The carnival/fairground workers had installed an illegal cell-phone transmitter at the top of the parachute jump ride, so that they would be able to communicate with each other while setting up the fair and rides. Now, Clay is able to see that the cell phone he was given has 3 bars.  The other cell phone, which the man had set up as a detonator on the school bus, also has 3 bars.  Clay dials the number, and the entire fairgrounds goes up in a giant fireball, killing almost all of the phone-people, Raggedy Man included.

Now the group decides to keep going north, where there is no cell phone service, and where they are sure the coming Winter will kill the majority of the remaining phone-people.  Clay again separates from them, electing to try and find his son. They agree to a plan where Clay will be able to follow them and meet up with them again. Jordan tells Clay of a possible way to get his son back, should he find him.

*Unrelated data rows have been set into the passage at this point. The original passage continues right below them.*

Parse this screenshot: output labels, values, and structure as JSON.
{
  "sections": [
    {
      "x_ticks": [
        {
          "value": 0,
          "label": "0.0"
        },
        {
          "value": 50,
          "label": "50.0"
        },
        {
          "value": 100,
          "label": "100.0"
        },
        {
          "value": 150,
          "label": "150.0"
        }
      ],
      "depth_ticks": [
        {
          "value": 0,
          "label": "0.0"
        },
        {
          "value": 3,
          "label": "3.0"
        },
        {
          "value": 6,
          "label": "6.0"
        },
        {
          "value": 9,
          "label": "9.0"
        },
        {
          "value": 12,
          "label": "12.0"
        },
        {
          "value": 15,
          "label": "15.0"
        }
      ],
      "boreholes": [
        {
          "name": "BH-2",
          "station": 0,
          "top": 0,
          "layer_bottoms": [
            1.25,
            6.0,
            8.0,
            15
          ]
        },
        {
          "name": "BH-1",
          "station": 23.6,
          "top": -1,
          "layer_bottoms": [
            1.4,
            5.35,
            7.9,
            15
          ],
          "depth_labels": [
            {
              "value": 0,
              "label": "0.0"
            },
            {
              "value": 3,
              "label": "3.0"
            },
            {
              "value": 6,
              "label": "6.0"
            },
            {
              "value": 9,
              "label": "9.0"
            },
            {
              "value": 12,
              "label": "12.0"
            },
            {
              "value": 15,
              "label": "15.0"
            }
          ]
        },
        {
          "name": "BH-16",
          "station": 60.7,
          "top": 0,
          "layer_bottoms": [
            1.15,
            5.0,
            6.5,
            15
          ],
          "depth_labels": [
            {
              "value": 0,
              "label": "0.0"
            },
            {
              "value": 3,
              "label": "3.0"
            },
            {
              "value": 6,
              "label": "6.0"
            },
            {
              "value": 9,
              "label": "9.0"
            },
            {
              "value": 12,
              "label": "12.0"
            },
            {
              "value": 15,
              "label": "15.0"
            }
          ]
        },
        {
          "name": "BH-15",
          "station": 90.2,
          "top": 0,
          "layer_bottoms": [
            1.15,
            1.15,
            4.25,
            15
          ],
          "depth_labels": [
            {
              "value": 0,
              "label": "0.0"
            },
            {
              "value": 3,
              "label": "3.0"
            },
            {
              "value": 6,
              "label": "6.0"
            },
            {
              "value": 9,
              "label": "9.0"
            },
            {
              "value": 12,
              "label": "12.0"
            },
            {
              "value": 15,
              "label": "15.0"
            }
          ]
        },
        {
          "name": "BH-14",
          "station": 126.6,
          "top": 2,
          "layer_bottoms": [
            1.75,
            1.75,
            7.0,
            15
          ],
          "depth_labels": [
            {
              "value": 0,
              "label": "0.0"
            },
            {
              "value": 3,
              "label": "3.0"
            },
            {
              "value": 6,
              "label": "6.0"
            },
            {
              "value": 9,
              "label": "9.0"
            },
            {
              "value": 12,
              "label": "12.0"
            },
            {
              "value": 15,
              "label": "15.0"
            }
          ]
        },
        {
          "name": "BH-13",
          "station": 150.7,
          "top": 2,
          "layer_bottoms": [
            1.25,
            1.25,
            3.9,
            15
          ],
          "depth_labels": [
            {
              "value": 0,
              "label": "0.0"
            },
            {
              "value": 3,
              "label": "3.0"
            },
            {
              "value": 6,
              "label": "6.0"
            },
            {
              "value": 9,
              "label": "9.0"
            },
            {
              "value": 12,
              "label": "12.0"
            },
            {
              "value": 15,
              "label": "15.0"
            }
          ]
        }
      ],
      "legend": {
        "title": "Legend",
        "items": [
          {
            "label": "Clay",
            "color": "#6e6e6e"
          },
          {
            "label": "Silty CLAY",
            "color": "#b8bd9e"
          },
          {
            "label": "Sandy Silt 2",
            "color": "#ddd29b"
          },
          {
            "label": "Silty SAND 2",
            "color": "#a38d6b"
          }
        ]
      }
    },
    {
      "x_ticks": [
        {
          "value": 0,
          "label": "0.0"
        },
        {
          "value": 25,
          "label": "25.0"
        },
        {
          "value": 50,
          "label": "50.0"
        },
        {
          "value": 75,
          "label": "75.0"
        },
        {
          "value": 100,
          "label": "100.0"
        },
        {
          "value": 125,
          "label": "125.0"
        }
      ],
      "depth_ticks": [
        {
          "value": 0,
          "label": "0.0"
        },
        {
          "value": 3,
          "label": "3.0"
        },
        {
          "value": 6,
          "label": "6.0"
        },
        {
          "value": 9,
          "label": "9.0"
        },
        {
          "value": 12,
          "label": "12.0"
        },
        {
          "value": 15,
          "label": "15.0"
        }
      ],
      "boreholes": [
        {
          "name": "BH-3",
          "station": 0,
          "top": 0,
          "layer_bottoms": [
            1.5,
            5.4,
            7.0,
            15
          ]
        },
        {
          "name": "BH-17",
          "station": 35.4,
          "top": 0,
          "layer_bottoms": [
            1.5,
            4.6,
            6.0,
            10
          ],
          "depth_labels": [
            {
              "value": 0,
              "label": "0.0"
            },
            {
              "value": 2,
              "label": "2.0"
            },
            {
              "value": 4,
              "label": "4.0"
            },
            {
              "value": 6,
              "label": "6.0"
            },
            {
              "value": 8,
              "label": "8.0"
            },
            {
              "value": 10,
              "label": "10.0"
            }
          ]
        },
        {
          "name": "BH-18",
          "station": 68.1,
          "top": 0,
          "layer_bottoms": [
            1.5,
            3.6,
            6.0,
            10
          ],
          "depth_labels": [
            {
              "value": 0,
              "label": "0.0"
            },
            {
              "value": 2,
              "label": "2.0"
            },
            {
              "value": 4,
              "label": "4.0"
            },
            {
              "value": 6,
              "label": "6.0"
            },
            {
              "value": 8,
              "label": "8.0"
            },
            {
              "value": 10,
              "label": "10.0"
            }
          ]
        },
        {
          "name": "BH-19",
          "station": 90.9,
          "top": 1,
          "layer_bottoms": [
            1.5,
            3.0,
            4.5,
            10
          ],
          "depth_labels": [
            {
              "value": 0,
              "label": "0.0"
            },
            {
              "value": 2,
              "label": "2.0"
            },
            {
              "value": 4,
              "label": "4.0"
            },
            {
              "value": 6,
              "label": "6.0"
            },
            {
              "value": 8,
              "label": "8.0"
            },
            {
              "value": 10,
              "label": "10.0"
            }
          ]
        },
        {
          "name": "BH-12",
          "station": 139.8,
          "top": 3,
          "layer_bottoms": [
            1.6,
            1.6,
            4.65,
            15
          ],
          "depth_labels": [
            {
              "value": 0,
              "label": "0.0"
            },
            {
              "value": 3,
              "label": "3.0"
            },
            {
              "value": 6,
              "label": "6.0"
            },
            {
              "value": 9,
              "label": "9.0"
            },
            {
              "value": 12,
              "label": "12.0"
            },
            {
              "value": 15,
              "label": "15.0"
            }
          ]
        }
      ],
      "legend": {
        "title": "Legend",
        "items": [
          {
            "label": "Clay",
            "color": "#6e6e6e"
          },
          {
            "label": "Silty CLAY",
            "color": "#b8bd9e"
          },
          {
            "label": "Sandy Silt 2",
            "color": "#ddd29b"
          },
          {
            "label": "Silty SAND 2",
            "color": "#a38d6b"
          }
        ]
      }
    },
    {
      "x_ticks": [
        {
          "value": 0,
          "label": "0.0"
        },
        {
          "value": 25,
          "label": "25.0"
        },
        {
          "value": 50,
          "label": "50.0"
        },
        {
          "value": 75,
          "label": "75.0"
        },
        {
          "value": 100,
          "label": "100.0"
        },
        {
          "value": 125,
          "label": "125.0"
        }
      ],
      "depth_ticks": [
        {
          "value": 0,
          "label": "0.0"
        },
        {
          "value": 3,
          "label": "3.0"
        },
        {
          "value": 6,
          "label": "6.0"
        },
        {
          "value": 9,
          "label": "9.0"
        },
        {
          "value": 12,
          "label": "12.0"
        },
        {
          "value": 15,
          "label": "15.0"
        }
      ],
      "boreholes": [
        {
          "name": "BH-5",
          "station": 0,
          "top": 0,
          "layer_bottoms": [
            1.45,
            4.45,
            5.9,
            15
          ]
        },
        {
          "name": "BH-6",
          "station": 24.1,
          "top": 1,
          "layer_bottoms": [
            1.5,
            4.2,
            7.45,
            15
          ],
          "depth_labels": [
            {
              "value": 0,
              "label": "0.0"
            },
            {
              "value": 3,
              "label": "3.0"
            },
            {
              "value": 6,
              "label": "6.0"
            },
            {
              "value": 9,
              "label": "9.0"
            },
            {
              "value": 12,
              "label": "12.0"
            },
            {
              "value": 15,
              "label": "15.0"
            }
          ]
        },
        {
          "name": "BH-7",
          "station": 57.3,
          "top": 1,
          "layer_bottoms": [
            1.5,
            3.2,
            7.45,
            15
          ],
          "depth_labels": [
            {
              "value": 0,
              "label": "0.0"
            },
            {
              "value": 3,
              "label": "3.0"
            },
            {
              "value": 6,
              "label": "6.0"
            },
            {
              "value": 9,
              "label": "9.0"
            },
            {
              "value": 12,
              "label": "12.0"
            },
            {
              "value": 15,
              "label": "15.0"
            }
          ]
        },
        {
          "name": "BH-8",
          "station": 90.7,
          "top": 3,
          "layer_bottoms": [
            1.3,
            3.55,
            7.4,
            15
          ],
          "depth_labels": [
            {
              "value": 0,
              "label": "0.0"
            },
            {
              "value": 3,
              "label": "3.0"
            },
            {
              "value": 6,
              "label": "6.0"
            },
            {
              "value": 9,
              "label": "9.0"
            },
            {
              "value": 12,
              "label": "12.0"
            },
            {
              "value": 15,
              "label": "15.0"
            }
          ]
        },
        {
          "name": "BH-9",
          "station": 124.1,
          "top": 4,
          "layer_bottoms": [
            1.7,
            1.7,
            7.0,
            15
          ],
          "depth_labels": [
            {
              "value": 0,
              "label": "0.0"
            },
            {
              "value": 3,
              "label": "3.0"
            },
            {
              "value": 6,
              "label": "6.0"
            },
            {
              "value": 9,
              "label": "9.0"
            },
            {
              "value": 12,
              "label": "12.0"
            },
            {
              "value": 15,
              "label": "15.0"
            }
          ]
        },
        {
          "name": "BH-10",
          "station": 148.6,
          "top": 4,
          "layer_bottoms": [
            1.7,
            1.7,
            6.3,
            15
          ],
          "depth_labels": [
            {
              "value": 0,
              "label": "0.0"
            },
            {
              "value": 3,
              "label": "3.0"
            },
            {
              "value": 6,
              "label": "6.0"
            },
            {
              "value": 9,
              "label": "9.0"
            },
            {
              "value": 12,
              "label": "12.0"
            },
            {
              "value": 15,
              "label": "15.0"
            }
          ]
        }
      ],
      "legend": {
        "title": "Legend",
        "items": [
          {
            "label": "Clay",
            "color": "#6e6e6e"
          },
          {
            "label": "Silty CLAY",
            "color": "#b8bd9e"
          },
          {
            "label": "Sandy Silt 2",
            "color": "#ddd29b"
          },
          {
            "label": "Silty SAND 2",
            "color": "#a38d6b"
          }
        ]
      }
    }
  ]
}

The idea is that the Pulse will eventually collapse, due to the worm in its system. Jordan feels that if Clay were to make his son listen to a cell phone call again, it could wipe his mind clear, and that all the boy's original thoughts might slowly return, as they could have been stored deep in his brain.

Clay journeys, looking for his son, until he actually finds him. But it is only his son in body, as his actions are like that of a beaten dog. They start to travel north again to find Clay's new friends, and the book ends with Clay nervously dialing a phone number and putting the phone to his son's ear, in the hopes that it might save him.